Strategy	Approach	Speed	Quality	Cost
Direct Output	One model generates the final result in a single pass	Fastest	Average	Lowest
Step-by-Step Output	One model generates results progressively in steps	Moderate	Good	Moderate
Distributed Output	Multiple models each handle one step	Slowest	Best	Highest

Distributed output achieves the highest quality for two reasons: each model has a single, focused responsibility, and each step can utilize the full context window. This is similar to DeepSeek's deep thinking principle — rather than rushing to a final answer, it reasons step by step.

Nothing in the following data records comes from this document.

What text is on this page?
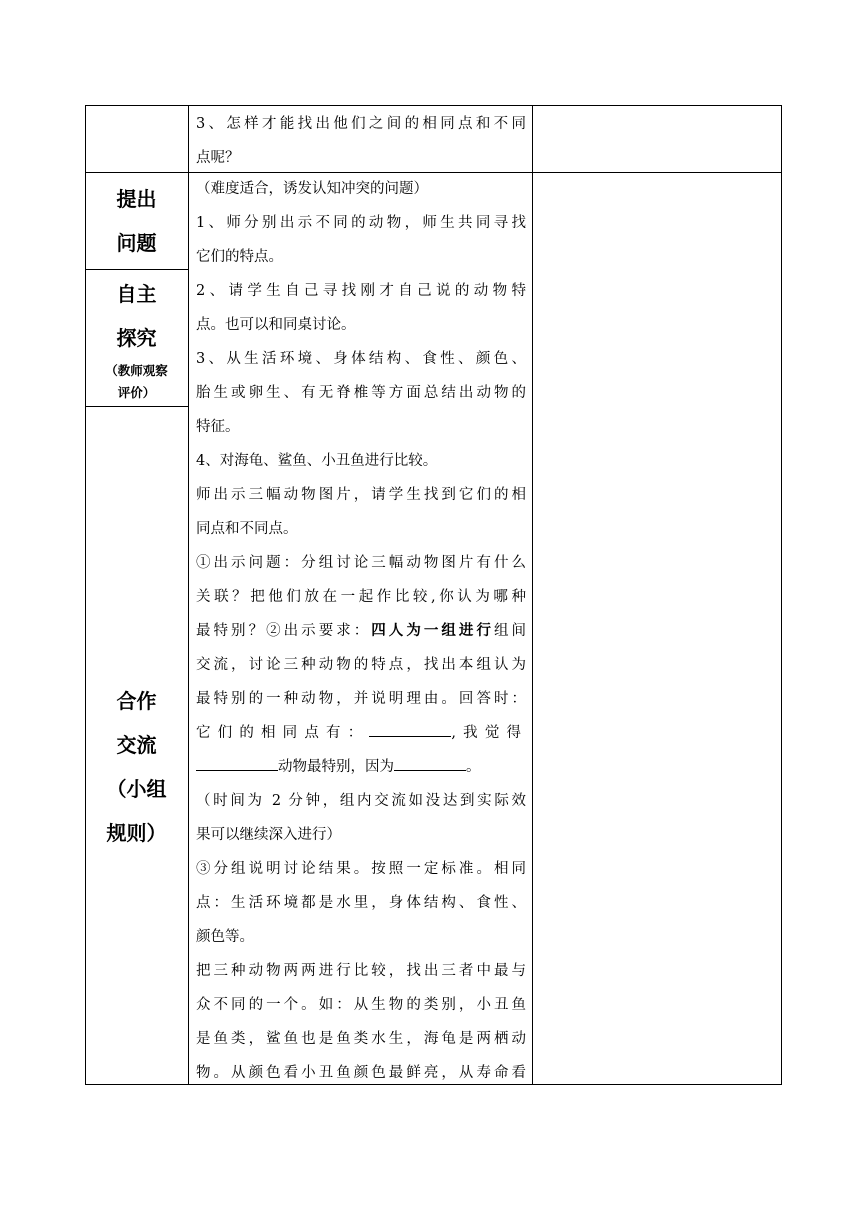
3、怎样才能找出他们之间的相同点和不同
点呢？
提出
问题
自主
探究
（教师观察
评价）
合作
交流
（小组
规则）
（难度适合，诱发认知冲突的问题）
1、师分别出示不同的动物，师生共同寻找
它们的特点。
2、请学生自己寻找刚才自己说的动物特
点。也可以和同桌讨论。
3、从生活环境、身体结构、食性、颜色、
胎生或卵生、有无脊椎等方面总结出动物的
特征。
4、对海龟、鲨鱼、小丑鱼进行比较。
师出示三幅动物图片，请学生找到它们的相
同点和不同点。
①出示问题：分组讨论三幅动物图片有什么
关联？把他们放在一起作比较,你认为哪种
最特别？②出示要求：四人为一组进行组间
交流，讨论三种动物的特点，找出本组认为
最特别的一种动物，并说明理由。回答时：
它们的相同点有：	,我觉得
动物最特别，因为	。
（时间为 2 分钟，组内交流如没达到实际效
果可以继续深入进行）
③分组说明讨论结果。按照一定标准。相同
点：生活环境都是水里，身体结构、食性、
颜色等。
把三种动物两两进行比较，找出三者中最与
众不同的一个。如：从生物的类别，小丑鱼
是鱼类，鲨鱼也是鱼类水生，海龟是两栖动
物。从颜色看小丑鱼颜色最鲜亮，从寿命看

Recommendation: Use direct output for quick iteration during business validation; use distributed output when quality matters and compute resources aren't a constraint; use step-by-step output for a balanced daily approach.

Limitations of Cloud-Based Agents and Local Alternatives

As a cloud-based agent platform, Coze has one obvious shortcoming: it cannot directly access your local file system or intranet environment. This means it can't read local requirement documents, can't generate and execute automated test code locally, and can't access test environments restricted to the intranet.

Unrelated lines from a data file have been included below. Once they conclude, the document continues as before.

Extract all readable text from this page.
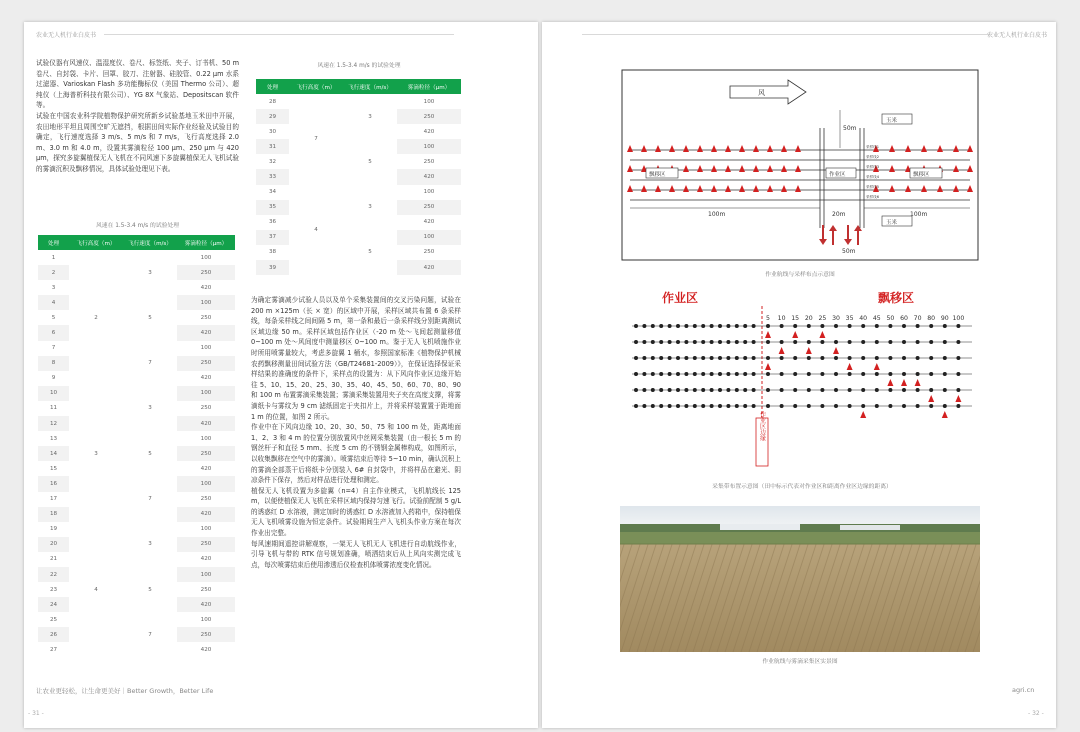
农业无人机行业白皮书

试验仪器有风速仪、温湿度仪、卷尺、标签纸、夹子、订书机、50 m 卷尺、自封袋、卡片、回罩、胶刀、注射器、硅胶管、0.22 μm 水系过滤器、Varioskan Flash 多功能酶标仪（美国 Thermo 公司）、超纯仪（上海普析科技有限公司）、YG 8X 气象站、Depositscan 软件等。

试验在中国农业科学院植物保护研究所新乡试验基地玉米田中开展，农田地形平坦且周围空旷无遮挡，根据田间实际作业经验及试验目的确定，飞行速度选择 3 m/s、5 m/s 和 7 m/s，飞行高度选择 2.0 m、3.0 m 和 4.0 m，设置其雾滴粒径 100 μm、250 μm 与 420 μm，探究多旋翼植保无人飞机在不同风速下多旋翼植保无人飞机试验的雾滴沉积及飘移情况，具体试验处理见下表。

风速在 1.5-3.4 m/s 的试验处理
处理	飞行高度（m）	飞行速度（m/s）	雾滴粒径（μm）
1	2	3	100
2			250
3			420
4		5	100
5			250
6			420
7		7	100
8			250
9			420
10	3	3	100
11			250
12			420
13		5	100
14			250
15			420
16		7	100
17			250
18			420
19	4	3	100
20			250
21			420
22		5	100
23			250
24			420
25		7	100
26			250
27			420
让农业更轻松，让生命更美好｜Better Growth，Better Life
- 31 -
风速在 1.5-3.4 m/s 的试验处理
处理	飞行高度（m）	飞行速度（m/s）	雾滴粒径（μm）
28	7	3	100
29			250
30			420
31		5	100
32			250
33			420
34	4	3	100
35			250
36			420
37		5	100
38			250
39			420

为确定雾滴减少试验人员以及单个采集装置间的交叉污染问题，试验在 200 m ×125m（长 × 宽）的区域中开展，采样区域共布置 6 条采样线，每条采样线之间间隔 5 m，第一条和最后一条采样线分别距离测试区域边缘 50 m。采样区域包括作业区（-20 m 处～飞间起测量移值 0~100 m 处～风间度中测量移区 0~100 m。鉴于无人飞机喷施作业时所用喷雾量较大，考虑多旋翼 1 桶水，参照国家标准《植物保护机械 农药飘移测量田间试验方法（GB/T24681-2009）》，在保证选择保证采样结果的准确度的条件下，采样点的设置为：从下风向作业区边缘开始往 5、10、15、20、25、30、35、40、45、50、60、70、80、90 和 100 m 布置雾滴采集装置；雾滴采集装置用夹子夹在高度支撑，将雾滴纸卡与雾纹为 9 cm 滤纸固定于夹扣片上，并将采样装置置于距地面 1 m 的位置，如图 2 所示。

作业中在下风向边缘 10、20、30、50、75 和 100 m 处，距离地面 1、2、3 和 4 m 的位置分别放置风中丝网采集装置（由一根长 5 m 的钢丝杆子和直径 5 mm、长度 5 cm 的不锈钢金属棒构成，如图所示，以收集飘移在空气中的雾滴）。喷雾结束后等待 5~10 min，确认沉积上的雾滴全部蒸干后将纸卡分别装入 6# 自封袋中，并将样品在避光、阴凉条件下保存，然后对样品进行处理和测定。

植保无人飞机设置为多旋翼（n=4）自主作业模式，飞机航线长 125 m，以便使植保无人飞机在采样区域内保持匀速飞行。试验前配制 5 g/L 的诱惑红 D 水溶液，测定加时的诱惑红 D 水溶液加入药箱中，保持植保无人飞机喷雾设施为恒定条件。试验期间生产入飞机头作业方案在每次作业出完整。

每风速期间遥控讲解观察，一架无人飞机无人飞机进行自动航线作业，引导飞机与带的 RTK 信号规划准确，喷洒结束后从上风向实测完成飞点，每次喷雾结束后使用渗透后仪检查机体喷雾浓度变化情况。

农业无人机行业白皮书
风
玉米
飘移区	作业区	飘移区
玉米
采样线1
采样线2
采样线3
采样线4
采样线5
采样线6
50m
100m	20m	100m
50m
作业航线与采样布点示意图
作业区	飘移区
5 10 15 20 25 30 35 40 45 50 60 70 80 90 100
作业区边缘
采集带布置示意图（田中标示代表对作业区和距离作业区边缘的距离）
作业航线与雾滴采集区实景图
agri.cn
- 32 -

For scenarios requiring deeper integration, consider the following local alternatives:

Develop local agents using frameworks like LangChain
Use tools like OpenClaw that deploy agents on your local machine

Local solutions can directly read requirement documents on your computer, generate and execute automation code locally, and access intranet test environments — capabilities that cloud-based solutions simply cannot replace.

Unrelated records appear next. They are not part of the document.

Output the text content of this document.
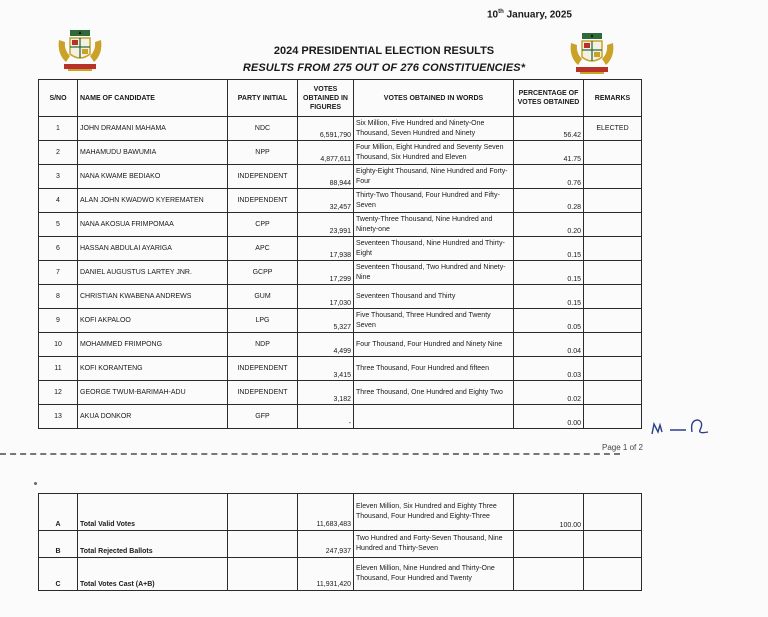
10th January, 2025
2024 PRESIDENTIAL ELECTION RESULTS
RESULTS FROM 275 OUT OF 276 CONSTITUENCIES*
S/NO	NAME OF CANDIDATE	PARTY INITIAL	VOTES OBTAINED IN FIGURES	VOTES OBTAINED IN WORDS	PERCENTAGE OF VOTES OBTAINED	REMARKS
1	JOHN DRAMANI MAHAMA	NDC	6,591,790	Six Million, Five Hundred and Ninety-One Thousand, Seven Hundred and Ninety	56.42	ELECTED
2	MAHAMUDU BAWUMIA	NPP	4,877,611	Four Million, Eight Hundred and Seventy Seven Thousand, Six Hundred and Eleven	41.75	
3	NANA KWAME BEDIAKO	INDEPENDENT	88,944	Eighty-Eight Thousand, Nine Hundred and Forty-Four	0.76	
4	ALAN JOHN KWADWO KYEREMATEN	INDEPENDENT	32,457	Thirty-Two Thousand, Four Hundred and Fifty-Seven	0.28	
5	NANA AKOSUA FRIMPOMAA	CPP	23,991	Twenty-Three Thousand, Nine Hundred and Ninety-one	0.20	
6	HASSAN ABDULAI AYARIGA	APC	17,938	Seventeen Thousand, Nine Hundred and Thirty-Eight	0.15	
7	DANIEL AUGUSTUS LARTEY JNR.	GCPP	17,299	Seventeen Thousand, Two Hundred and Ninety-Nine	0.15	
8	CHRISTIAN KWABENA ANDREWS	GUM	17,030	Seventeen Thousand and Thirty	0.15	
9	KOFI AKPALOO	LPG	5,327	Five Thousand, Three Hundred and Twenty Seven	0.05	
10	MOHAMMED FRIMPONG	NDP	4,499	Four Thousand, Four Hundred and Ninety Nine	0.04	
11	KOFI KORANTENG	INDEPENDENT	3,415	Three Thousand, Four Hundred and fifteen	0.03	
12	GEORGE TWUM-BARIMAH-ADU	INDEPENDENT	3,182	Three Thousand, One Hundred and Eighty Two	0.02	
13	AKUA DONKOR	GFP	-		0.00	
Page 1 of 2
A	Total Valid Votes		11,683,483	Eleven Million, Six Hundred and Eighty Three Thousand, Four Hundred and Eighty-Three	100.00	
B	Total Rejected Ballots		247,937	Two Hundred and Forty-Seven Thousand, Nine Hundred and Thirty-Seven		
C	Total Votes Cast (A+B)		11,931,420	Eleven Million, Nine Hundred and Thirty-One Thousand, Four Hundred and Twenty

Lessons Learned from Real-World Pitfalls

During the demonstration, the workflow timed out and failed because a single model ran for over 3 minutes. This is a typical real-world issue, and there are two approaches to solve it:

Optimize prompts to reduce the AI's reasoning depth and shorten single-node execution time
Use asynchronous task nodes instead of synchronous nodes to avoid timeout limits

Additionally, the workflow's description text is crucial for autonomous planning mode — it's the sole basis for the AI to decide whether to invoke that workflow. In dialog flow mode, descriptions can be brief, but for standard workflows, you must provide detailed explanations of purpose and trigger conditions.

Conclusion

Agents represent a qualitative leap in AI applications — from "Q&A tools" to "task executors." For test engineers, mastering the ability to build agents not only boosts current productivity but is also an essential skill for entering the AI testing domain. Starting with low-code platforms like Coze to understand core concepts, then gradually transitioning to local development, is a pragmatic learning path.